E-fling facility at the green tribunals was launched last week wherein it was said that any person from any part of the country could file a petition at the NGT or the regional tribunals. Through this facility, there was no need for the counsel to be present in person for filing the case but he could do through e-file.

Talking to, environmentalist and advocate Harish Vasudevan said that e-filing facility launched was only for some name sake. “The real issue is not with filing but with trials. No trial is happening now in the Tribunals but only disposals are happening. Tribunals are meant for trial and not for disposal,” he said.

Noting that the Tribunal has lost its sheen, he alleged that the green Tribunal was not functional now. “They just take one or two cases and just dispose them off. No argument is happening in the Tribunals. The petitioners are not even heard. No detailed argument is happening and the cases are disposed without going into the merits of the matter,” he said.

With respect to the ease in filing through e- facility, Harish Vasudevan said that a petition could even be sent through post office. “So what is the hype in launching e-filing facility?” he asked.

Charging that the authorities want to destroy the tribunal, he alleged that no one was interested in looking into the merits of the case. “They are not at all meeting the purpose of the Tribunals for which it was established,” he said.

Moreover, he argued that the Tribunals should have been made more authoritative and should have taken the cases in its true merit. “E-filing is not going to change anything. Environment cases are to be heard within a short time of 30 days. But there are cases now pending in the Tribunals that are about 30 months old. So what do the Tribunals now stand for?” he asked.

Adding to the lack of spirit, leading advocate in Environment laws, P B Sahasranaman agreed that lots of cases of utmost importance were now pending with the Tribunal. Stating that environment issues had to be dealt in a time bound manner, he said “for instance, a case related to mining or pollution cannot be delayed, Once delayed, the damage might have been already done.

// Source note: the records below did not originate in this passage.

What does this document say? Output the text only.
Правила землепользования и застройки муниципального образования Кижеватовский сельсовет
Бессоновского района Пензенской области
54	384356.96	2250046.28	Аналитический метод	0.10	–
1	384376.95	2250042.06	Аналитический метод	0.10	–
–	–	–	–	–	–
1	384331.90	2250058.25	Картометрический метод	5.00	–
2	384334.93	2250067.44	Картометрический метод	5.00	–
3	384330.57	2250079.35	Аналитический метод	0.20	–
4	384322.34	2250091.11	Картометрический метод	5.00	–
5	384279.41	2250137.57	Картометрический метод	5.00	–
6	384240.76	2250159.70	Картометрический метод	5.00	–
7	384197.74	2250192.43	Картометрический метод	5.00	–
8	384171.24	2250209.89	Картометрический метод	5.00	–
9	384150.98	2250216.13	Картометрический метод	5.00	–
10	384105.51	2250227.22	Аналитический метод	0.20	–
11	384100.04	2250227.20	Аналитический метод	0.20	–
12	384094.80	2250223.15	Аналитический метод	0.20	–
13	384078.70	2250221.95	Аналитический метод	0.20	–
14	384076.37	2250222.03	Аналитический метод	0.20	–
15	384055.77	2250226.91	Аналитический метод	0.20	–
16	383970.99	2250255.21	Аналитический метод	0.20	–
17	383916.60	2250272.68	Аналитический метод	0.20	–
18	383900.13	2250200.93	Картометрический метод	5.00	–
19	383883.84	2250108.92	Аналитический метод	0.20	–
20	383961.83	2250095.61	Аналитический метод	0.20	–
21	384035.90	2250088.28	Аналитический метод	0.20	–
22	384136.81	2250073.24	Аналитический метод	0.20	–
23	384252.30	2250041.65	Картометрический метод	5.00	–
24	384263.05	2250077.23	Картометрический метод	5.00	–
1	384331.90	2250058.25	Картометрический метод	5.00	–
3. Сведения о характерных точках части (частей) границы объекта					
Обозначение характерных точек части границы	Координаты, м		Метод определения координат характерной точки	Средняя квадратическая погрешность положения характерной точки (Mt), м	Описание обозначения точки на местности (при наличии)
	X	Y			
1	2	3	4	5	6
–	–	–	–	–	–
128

After damages done, the purpose of the case is not going to be served,” he said.

On e-filing facility, he said that the authorities should have to come out with more clarity with respect to documentation and other matters.

Stating that filing was not an issue, he said it was the expertise with which the cases are handled. “ E-filing is not going to have any impact. There is much lack of judicial members in taking up the cases. So what is the use of filing more cases if no cases are heard within the time limit,” he said.

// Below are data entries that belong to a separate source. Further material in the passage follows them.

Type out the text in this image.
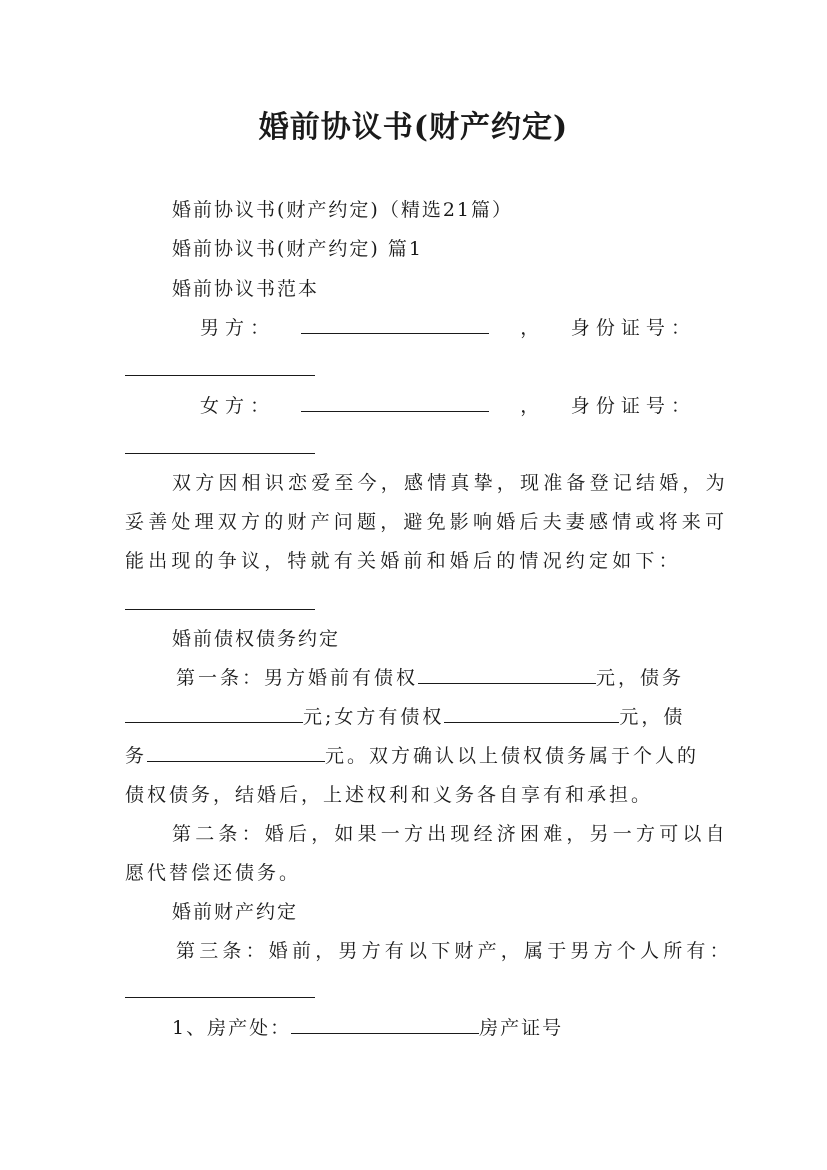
婚前协议书(财产约定)
婚前协议书(财产约定)（精选21篇）
婚前协议书(财产约定) 篇1
婚前协议书范本
男 方 ：	， 身 份 证 号 ：
女 方 ：	， 身 份 证 号 ：
双方因相识恋爱至今，感情真挚，现准备登记结婚，为
妥善处理双方的财产问题，避免影响婚后夫妻感情或将来可
能出现的争议，特就有关婚前和婚后的情况约定如下：
婚前债权债务约定
第一条：男方婚前有债权	元，债务
元;女方有债权	元，债
务	元。双方确认以上债权债务属于个人的
债权债务，结婚后，上述权利和义务各自享有和承担。
第二条：婚后，如果一方出现经济困难，另一方可以自
愿代替偿还债务。
婚前财产约定
第三条：婚前，男方有以下财产，属于男方个人所有：
1、房产处：	房产证号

Another point that he raised was with respect to arguments in a court room that was the real spirit in cases. “We have a judicial system where we communicate in court rooms. There is a system where the cases are argued in courts. Many things happen during oral arguments,” he said.

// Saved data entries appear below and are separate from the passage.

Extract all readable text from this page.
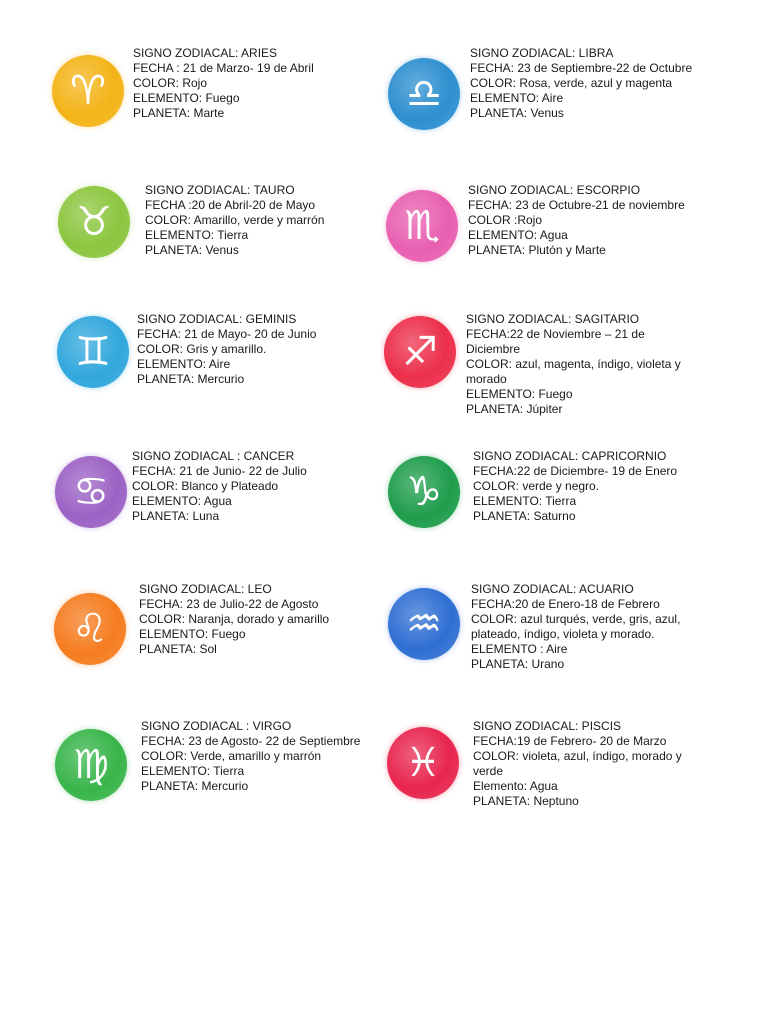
♈
SIGNO ZODIACAL: ARIES
FECHA : 21 de Marzo- 19 de Abril
COLOR: Rojo
ELEMENTO: Fuego
PLANETA: Marte	♎
SIGNO ZODIACAL: LIBRA
FECHA: 23 de Septiembre-22 de Octubre
COLOR: Rosa, verde, azul y magenta
ELEMENTO: Aire
PLANETA: Venus
♉
SIGNO ZODIACAL: TAURO
FECHA :20 de Abril-20 de Mayo
COLOR: Amarillo, verde y marrón
ELEMENTO: Tierra
PLANETA: Venus
♏
SIGNO ZODIACAL: ESCORPIO
FECHA: 23 de Octubre-21 de noviembre
COLOR :Rojo
ELEMENTO: Agua
PLANETA: Plutón y Marte
♊
SIGNO ZODIACAL: GEMINIS
FECHA: 21 de Mayo- 20 de Junio
COLOR: Gris y amarillo.
ELEMENTO: Aire
PLANETA: Mercurio
♐
SIGNO ZODIACAL: SAGITARIO
FECHA:22 de Noviembre – 21 de Diciembre
COLOR: azul, magenta, índigo, violeta y morado
ELEMENTO: Fuego
PLANETA: Júpiter
♋
SIGNO ZODIACAL : CANCER
FECHA: 21 de Junio- 22 de Julio
COLOR: Blanco y Plateado
ELEMENTO: Agua
PLANETA: Luna
♑
SIGNO ZODIACAL: CAPRICORNIO
FECHA:22 de Diciembre- 19 de Enero
COLOR: verde y negro.
ELEMENTO: Tierra
PLANETA: Saturno
♌
SIGNO ZODIACAL: LEO
FECHA: 23 de Julio-22 de Agosto
COLOR: Naranja, dorado y amarillo
ELEMENTO: Fuego
PLANETA: Sol
♒
SIGNO ZODIACAL: ACUARIO
FECHA:20 de Enero-18 de Febrero
COLOR: azul turqués, verde, gris, azul, plateado, índigo, violeta y morado.
ELEMENTO : Aire
PLANETA: Urano
♍
SIGNO ZODIACAL : VIRGO
FECHA: 23 de Agosto- 22 de Septiembre
COLOR: Verde, amarillo y marrón
ELEMENTO: Tierra
PLANETA: Mercurio	♓
SIGNO ZODIACAL: PISCIS
FECHA:19 de Febrero- 20 de Marzo
COLOR: violeta, azul, índigo, morado y verde
Elemento: Agua
PLANETA: Neptuno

When asked if e-filing would serve any purpose, Sahasranaman said that e-filing and video conferencing was not going to be a solution to the various cases.  E-filing may only reduce the job of a clerk but will not serve the purpose unless the cases are handled in its true spirit. “If tribunals are not properly working, then what is the use filing cases. Not proper consideration of argument and lack of time is what haunts the Tribunals,” he said.